We can also evaluate overall the individual parameters and their significance. However, the ANOVA table R reports for glm-fitted models uses the sequential sum of squares, which depend on the order terms are added to the model.
> anova(berk.cnd, test="LR")
Analysis of Deviance Table
Model: poisson, link: log
Response: Freq
Terms added sequentially (first to last)
Df Deviance Resid. Df Resid.
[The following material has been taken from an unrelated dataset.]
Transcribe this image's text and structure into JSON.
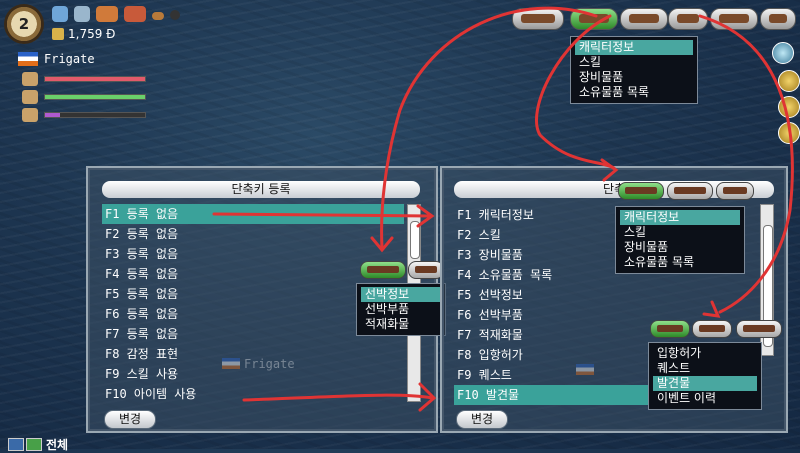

Dev Pr(>Chi)
NULL 23 2650.10
Admit 1 230.03 22 2420.07 < 2.2e-16 ***
Gender 1 162.87 21 2257.19 < 2.2e-16 ***
Dept 5 159.52 16 2097.67 < 2.2e-16 ***
Admit:Gender 1 93.45 15 2004.22 < 2.2e-16 ***
Gender:Dept 5 1220.61 10 783.61 < 2.2e-16 ***
---
Signif. codes: 0 ‘***’ 0.001 ‘**’ 0.01 ‘*’ 0.05 ‘.’ 0.1 ‘ ’ 1
This is like an ANOVA table in ANOVA and regression models. All parameters are significantly different from zero. That is they contribute significantly in describing the relationships between our variables, but the overall lack of fit of the model suggests that they are not sufficient.